“Brother, are you evading your duty? Are you procrastinating in the face of Satan? If you are the man I hope you are, you will march now, with the decent citizens of Corkscrew at your heels, to wipe from the face of our town the sin that blackens it!”
So that was it. I was to lead one of these vice-crusading mobs. I wondered how many of these crusaders would be standing behind me if one of the devil’s representatives took a shot at me. The minister maybe—his thin face was grimly pugnacious. But I couldn’t imagine what good he’d be in a row. The others would scatter at the first sign of trouble.
I stopped playing politics and said my say.

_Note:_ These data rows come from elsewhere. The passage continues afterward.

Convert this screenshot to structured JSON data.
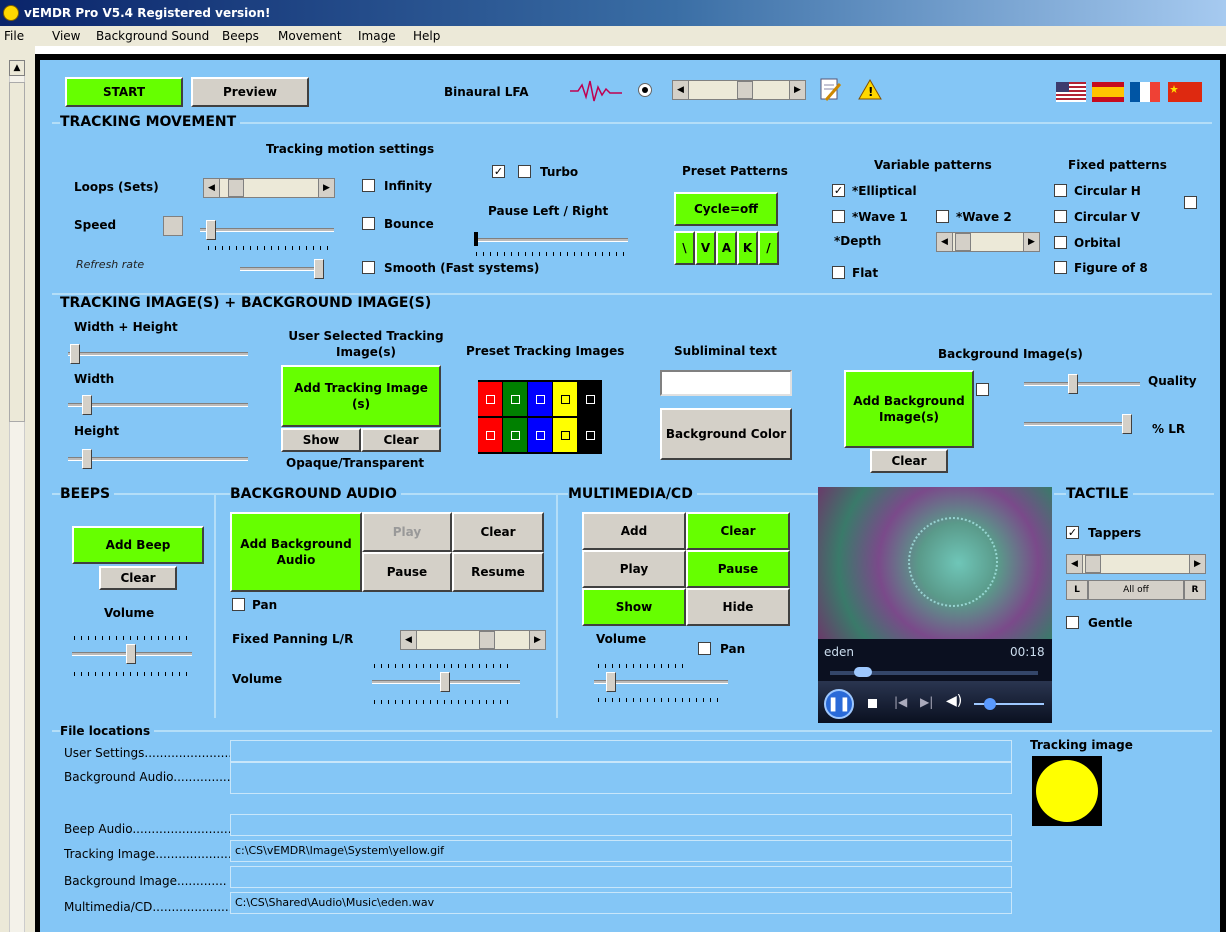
{
  "window": {
    "title": "vEMDR Pro V5.4 Registered version!"
  },
  "menu": [
    "File",
    "View",
    "Background Sound",
    "Beeps",
    "Movement",
    "Image",
    "Help"
  ],
  "toolbar": {
    "start": "START",
    "preview": "Preview",
    "binaural_label": "Binaural LFA"
  },
  "tracking_movement": {
    "section_title": "TRACKING MOVEMENT",
    "motion_heading": "Tracking motion settings",
    "loops": "Loops (Sets)",
    "speed": "Speed",
    "refresh": "Refresh rate",
    "infinity": "Infinity",
    "bounce": "Bounce",
    "smooth": "Smooth (Fast systems)",
    "turbo": "Turbo",
    "turbo_check1": true,
    "turbo_check2": false,
    "pause_lr": "Pause Left / Right",
    "preset_heading": "Preset Patterns",
    "cycle": "Cycle=off",
    "pattern_buttons": [
      "\\",
      "V",
      "A",
      "K",
      "/"
    ],
    "variable_heading": "Variable patterns",
    "elliptical": "*Elliptical",
    "elliptical_checked": true,
    "wave1": "*Wave 1",
    "wave2": "*Wave 2",
    "depth": "*Depth",
    "flat": "Flat",
    "fixed_heading": "Fixed patterns",
    "circular_h": "Circular H",
    "circular_v": "Circular V",
    "orbital": "Orbital",
    "figure8": "Figure of 8"
  },
  "tracking_images": {
    "section_title": "TRACKING IMAGE(S) + BACKGROUND IMAGE(S)",
    "width_height": "Width + Height",
    "width": "Width",
    "height": "Height",
    "user_selected": "User Selected Tracking Image(s)",
    "add_tracking": "Add Tracking Image (s)",
    "show": "Show",
    "clear": "Clear",
    "opaque": "Opaque/Transparent",
    "preset_images": "Preset Tracking Images",
    "preset_colors": [
      "#ff0000",
      "#008000",
      "#0000ff",
      "#ffff00",
      "#000000"
    ],
    "subliminal": "Subliminal text",
    "subliminal_value": "",
    "bg_color": "Background Color",
    "bg_images": "Background Image(s)",
    "add_bg": "Add Background Image(s)",
    "bg_clear": "Clear",
    "quality": "Quality",
    "lr": "% LR"
  },
  "beeps": {
    "section_title": "BEEPS",
    "add": "Add Beep",
    "clear": "Clear",
    "volume": "Volume"
  },
  "bg_audio": {
    "section_title": "BACKGROUND AUDIO",
    "add": "Add Background Audio",
    "play": "Play",
    "clear": "Clear",
    "pause": "Pause",
    "resume": "Resume",
    "pan": "Pan",
    "fixed_panning": "Fixed Panning L/R",
    "volume": "Volume"
  },
  "multimedia": {
    "section_title": "MULTIMEDIA/CD",
    "add": "Add",
    "clear": "Clear",
    "play": "Play",
    "pause": "Pause",
    "show": "Show",
    "hide": "Hide",
    "volume": "Volume",
    "pan": "Pan"
  },
  "player": {
    "track": "eden",
    "time": "00:18"
  },
  "tactile": {
    "section_title": "TACTILE",
    "tappers": "Tappers",
    "tappers_checked": true,
    "l": "L",
    "all_off": "All off",
    "r": "R",
    "gentle": "Gentle"
  },
  "files": {
    "section_title": "File locations",
    "user_settings": "User Settings........................",
    "user_settings_value": "",
    "bg_audio": "Background Audio...............",
    "bg_audio_value": "",
    "beep_audio": "Beep Audio..........................",
    "beep_audio_value": "",
    "tracking_image": "Tracking Image.....................",
    "tracking_image_value": "c:\\CS\\vEMDR\\Image\\System\\yellow.gif",
    "bg_image": "Background Image.............",
    "bg_image_value": "",
    "multimedia": "Multimedia/CD.....................",
    "multimedia_value": "C:\\CS\\Shared\\Audio\\Music\\eden.wav",
    "tracking_preview_label": "Tracking image"
  },
  "colors": {
    "panel": "#84c6f6",
    "green_button": "#66ff00",
    "grey_button": "#d4d0c8",
    "tracking_preview": "#ffff00"
  }
}
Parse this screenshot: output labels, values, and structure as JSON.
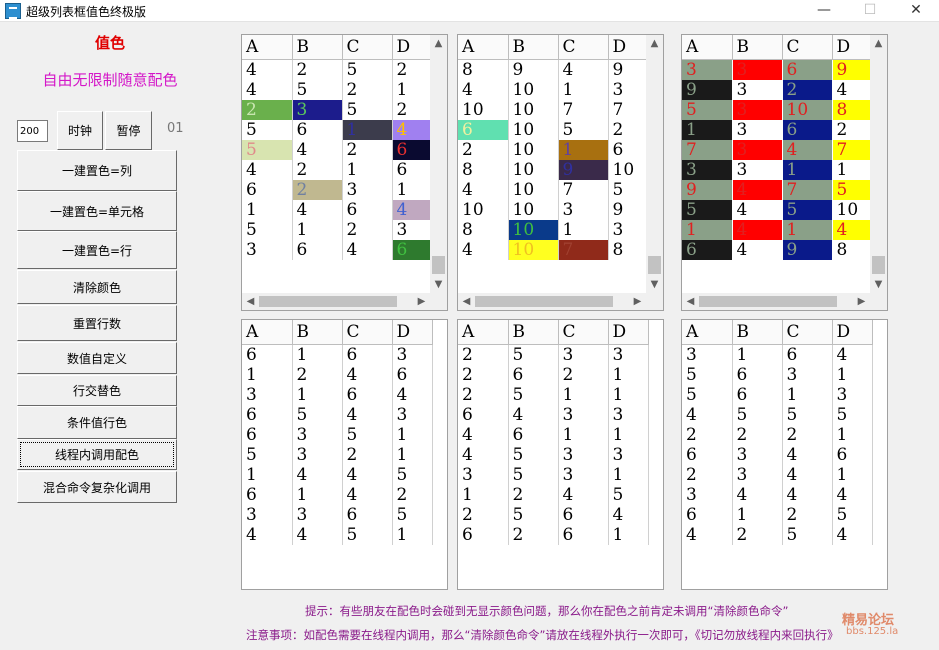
{
  "window": {
    "title": "超级列表框值色终极版",
    "minimize_glyph": "—",
    "maximize_glyph": "☐",
    "close_glyph": "✕"
  },
  "left_panel": {
    "value_color_label": "值色",
    "free_color_label": "自由无限制随意配色",
    "interval_value": "200",
    "clock_button": "时钟",
    "pause_button": "暂停",
    "counter": "01",
    "buttons": [
      "一建置色=列",
      "一建置色=单元格",
      "一建置色=行",
      "清除颜色",
      "重置行数",
      "数值自定义",
      "行交替色",
      "条件值行色",
      "线程内调用配色",
      "混合命令复杂化调用"
    ]
  },
  "grids": [
    {
      "headers": [
        "A",
        "B",
        "C",
        "D"
      ],
      "rows": [
        [
          "4",
          "2",
          "5",
          "2"
        ],
        [
          "4",
          "5",
          "2",
          "1"
        ],
        [
          "2",
          "3",
          "5",
          "2"
        ],
        [
          "5",
          "6",
          "1",
          "4"
        ],
        [
          "5",
          "4",
          "2",
          "6"
        ],
        [
          "4",
          "2",
          "1",
          "6"
        ],
        [
          "6",
          "2",
          "3",
          "1"
        ],
        [
          "1",
          "4",
          "6",
          "4"
        ],
        [
          "5",
          "1",
          "2",
          "3"
        ],
        [
          "3",
          "6",
          "4",
          "6"
        ]
      ],
      "cell_colors": [
        {
          "row": 2,
          "col": 0,
          "bg": "#6ab04c",
          "fg": "#c8e6b0"
        },
        {
          "row": 2,
          "col": 1,
          "bg": "#1c1c8c",
          "fg": "#5cc85c"
        },
        {
          "row": 3,
          "col": 2,
          "bg": "#3c3c4c",
          "fg": "#3030a0"
        },
        {
          "row": 3,
          "col": 3,
          "bg": "#a080f0",
          "fg": "#ffc000"
        },
        {
          "row": 4,
          "col": 0,
          "bg": "#d8e4b0",
          "fg": "#e08a8a"
        },
        {
          "row": 4,
          "col": 3,
          "bg": "#0a0a30",
          "fg": "#e83030"
        },
        {
          "row": 6,
          "col": 1,
          "bg": "#c0b890",
          "fg": "#7080a0"
        },
        {
          "row": 7,
          "col": 3,
          "bg": "#c0a8c0",
          "fg": "#4060d0"
        },
        {
          "row": 9,
          "col": 3,
          "bg": "#2e7a2e",
          "fg": "#40c040"
        }
      ]
    },
    {
      "headers": [
        "A",
        "B",
        "C",
        "D"
      ],
      "rows": [
        [
          "8",
          "9",
          "4",
          "9"
        ],
        [
          "4",
          "10",
          "1",
          "3"
        ],
        [
          "10",
          "10",
          "7",
          "7"
        ],
        [
          "6",
          "10",
          "5",
          "2"
        ],
        [
          "2",
          "10",
          "1",
          "6"
        ],
        [
          "8",
          "10",
          "9",
          "10"
        ],
        [
          "4",
          "10",
          "7",
          "5"
        ],
        [
          "10",
          "10",
          "3",
          "9"
        ],
        [
          "8",
          "10",
          "1",
          "3"
        ],
        [
          "4",
          "10",
          "7",
          "8"
        ]
      ],
      "cell_colors": [
        {
          "row": 3,
          "col": 0,
          "bg": "#60e0b0",
          "fg": "#f0f0a0"
        },
        {
          "row": 4,
          "col": 2,
          "bg": "#a87010",
          "fg": "#6040a0"
        },
        {
          "row": 5,
          "col": 2,
          "bg": "#3a2a4a",
          "fg": "#3030a0"
        },
        {
          "row": 8,
          "col": 1,
          "bg": "#0a3a8a",
          "fg": "#40c040"
        },
        {
          "row": 9,
          "col": 1,
          "bg": "#ffff20",
          "fg": "#f0c020"
        },
        {
          "row": 9,
          "col": 2,
          "bg": "#902a1a",
          "fg": "#a04030"
        }
      ]
    },
    {
      "headers": [
        "A",
        "B",
        "C",
        "D"
      ],
      "rows": [
        [
          "3",
          "3",
          "6",
          "9"
        ],
        [
          "9",
          "3",
          "2",
          "4"
        ],
        [
          "5",
          "3",
          "10",
          "8"
        ],
        [
          "1",
          "3",
          "6",
          "2"
        ],
        [
          "7",
          "3",
          "4",
          "7"
        ],
        [
          "3",
          "3",
          "1",
          "1"
        ],
        [
          "9",
          "4",
          "7",
          "5"
        ],
        [
          "5",
          "4",
          "5",
          "10"
        ],
        [
          "1",
          "4",
          "1",
          "4"
        ],
        [
          "6",
          "4",
          "9",
          "8"
        ]
      ],
      "row_style": "alternating",
      "col_colors_even": [
        {
          "bg": "#8aa088",
          "fg": "#e02020"
        },
        {
          "bg": "#ff0000",
          "fg": "#e02020"
        },
        {
          "bg": "#8aa088",
          "fg": "#e02020"
        },
        {
          "bg": "#ffff00",
          "fg": "#e02020"
        }
      ],
      "col_colors_odd": [
        {
          "bg": "#1a1a1a",
          "fg": "#8aa088"
        },
        {
          "bg": "#ffffff",
          "fg": "#000000"
        },
        {
          "bg": "#0a1a8a",
          "fg": "#8aa088"
        },
        {
          "bg": "#ffffff",
          "fg": "#000000"
        }
      ]
    },
    {
      "headers": [
        "A",
        "B",
        "C",
        "D"
      ],
      "rows": [
        [
          "6",
          "1",
          "6",
          "3"
        ],
        [
          "1",
          "2",
          "4",
          "6"
        ],
        [
          "3",
          "1",
          "6",
          "4"
        ],
        [
          "6",
          "5",
          "4",
          "3"
        ],
        [
          "6",
          "3",
          "5",
          "1"
        ],
        [
          "5",
          "3",
          "2",
          "1"
        ],
        [
          "1",
          "4",
          "4",
          "5"
        ],
        [
          "6",
          "1",
          "4",
          "2"
        ],
        [
          "3",
          "3",
          "6",
          "5"
        ],
        [
          "4",
          "4",
          "5",
          "1"
        ]
      ]
    },
    {
      "headers": [
        "A",
        "B",
        "C",
        "D"
      ],
      "rows": [
        [
          "2",
          "5",
          "3",
          "3"
        ],
        [
          "2",
          "6",
          "2",
          "1"
        ],
        [
          "2",
          "5",
          "1",
          "1"
        ],
        [
          "6",
          "4",
          "3",
          "3"
        ],
        [
          "4",
          "6",
          "1",
          "1"
        ],
        [
          "4",
          "5",
          "3",
          "3"
        ],
        [
          "3",
          "5",
          "3",
          "1"
        ],
        [
          "1",
          "2",
          "4",
          "5"
        ],
        [
          "2",
          "5",
          "6",
          "4"
        ],
        [
          "6",
          "2",
          "6",
          "1"
        ]
      ]
    },
    {
      "headers": [
        "A",
        "B",
        "C",
        "D"
      ],
      "rows": [
        [
          "3",
          "1",
          "6",
          "4"
        ],
        [
          "5",
          "6",
          "3",
          "1"
        ],
        [
          "5",
          "6",
          "1",
          "3"
        ],
        [
          "4",
          "5",
          "5",
          "5"
        ],
        [
          "2",
          "2",
          "2",
          "1"
        ],
        [
          "6",
          "3",
          "4",
          "6"
        ],
        [
          "2",
          "3",
          "4",
          "1"
        ],
        [
          "3",
          "4",
          "4",
          "4"
        ],
        [
          "6",
          "1",
          "2",
          "5"
        ],
        [
          "4",
          "2",
          "5",
          "4"
        ]
      ]
    }
  ],
  "footer": {
    "tip": "提示：有些朋友在配色时会碰到无显示颜色问题，那么你在配色之前肯定未调用“清除颜色命令”",
    "note": "注意事项：如配色需要在线程内调用，那么“清除颜色命令”请放在线程外执行一次即可，《切记勿放线程内来回执行》"
  },
  "watermark": {
    "name": "精易论坛",
    "url": "bbs.125.la"
  }
}
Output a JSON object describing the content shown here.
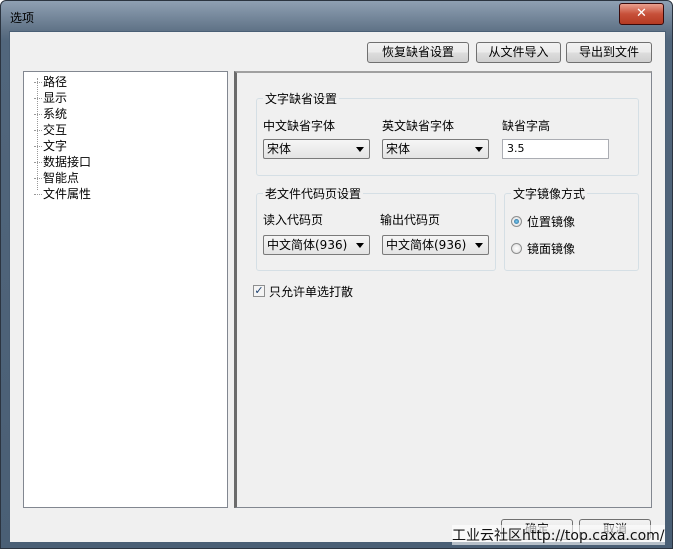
{
  "window": {
    "title": "选项",
    "close_label": "✕"
  },
  "toolbar": {
    "restore_defaults": "恢复缺省设置",
    "import_from_file": "从文件导入",
    "export_to_file": "导出到文件"
  },
  "tree": {
    "items": [
      "路径",
      "显示",
      "系统",
      "交互",
      "文字",
      "数据接口",
      "智能点",
      "文件属性"
    ]
  },
  "text_defaults": {
    "title": "文字缺省设置",
    "chinese_font_label": "中文缺省字体",
    "chinese_font_value": "宋体",
    "english_font_label": "英文缺省字体",
    "english_font_value": "宋体",
    "height_label": "缺省字高",
    "height_value": "3.5"
  },
  "codepage": {
    "title": "老文件代码页设置",
    "read_label": "读入代码页",
    "read_value": "中文简体(936)",
    "output_label": "输出代码页",
    "output_value": "中文简体(936)"
  },
  "mirror": {
    "title": "文字镜像方式",
    "options": [
      "位置镜像",
      "镜面镜像"
    ],
    "selected": "位置镜像"
  },
  "single_select": {
    "label": "只允许单选打散",
    "checked": true,
    "check_glyph": "✓"
  },
  "footer": {
    "ok": "确定",
    "cancel": "取消"
  },
  "watermark": "工业云社区http://top.caxa.com/"
}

“I’m glad to have your support,” I said, “but there isn’t going to be any wholesale raiding—not for a while, anyway. Later, I’ll try to get around to the bootleggers and gamblers and similar small fry, though I’m not foolish enough to think I can put them all out of business. Just now, so long as they don’t cut up too rough, I don’t expect to bother them. I haven’t the time.
“This list you’ve given me—I’ll do what I think ought to be done after I’ve examined it, but I’m not going to worry a lot over a batch of petty misdemeanors that happened a year ago. I’m starting from scratch. What happens from now on is what interests me. See you later.”
And I left.
The cowboys’ car was standing in front of the store when I came out.
“I’ve been meeting the better element,” I explained as I found a place in it between Milk River and Buck Small.
Milk River’s brown face wrinkled around his eyes.
“Then you know what kind of riffraff we are,” he said.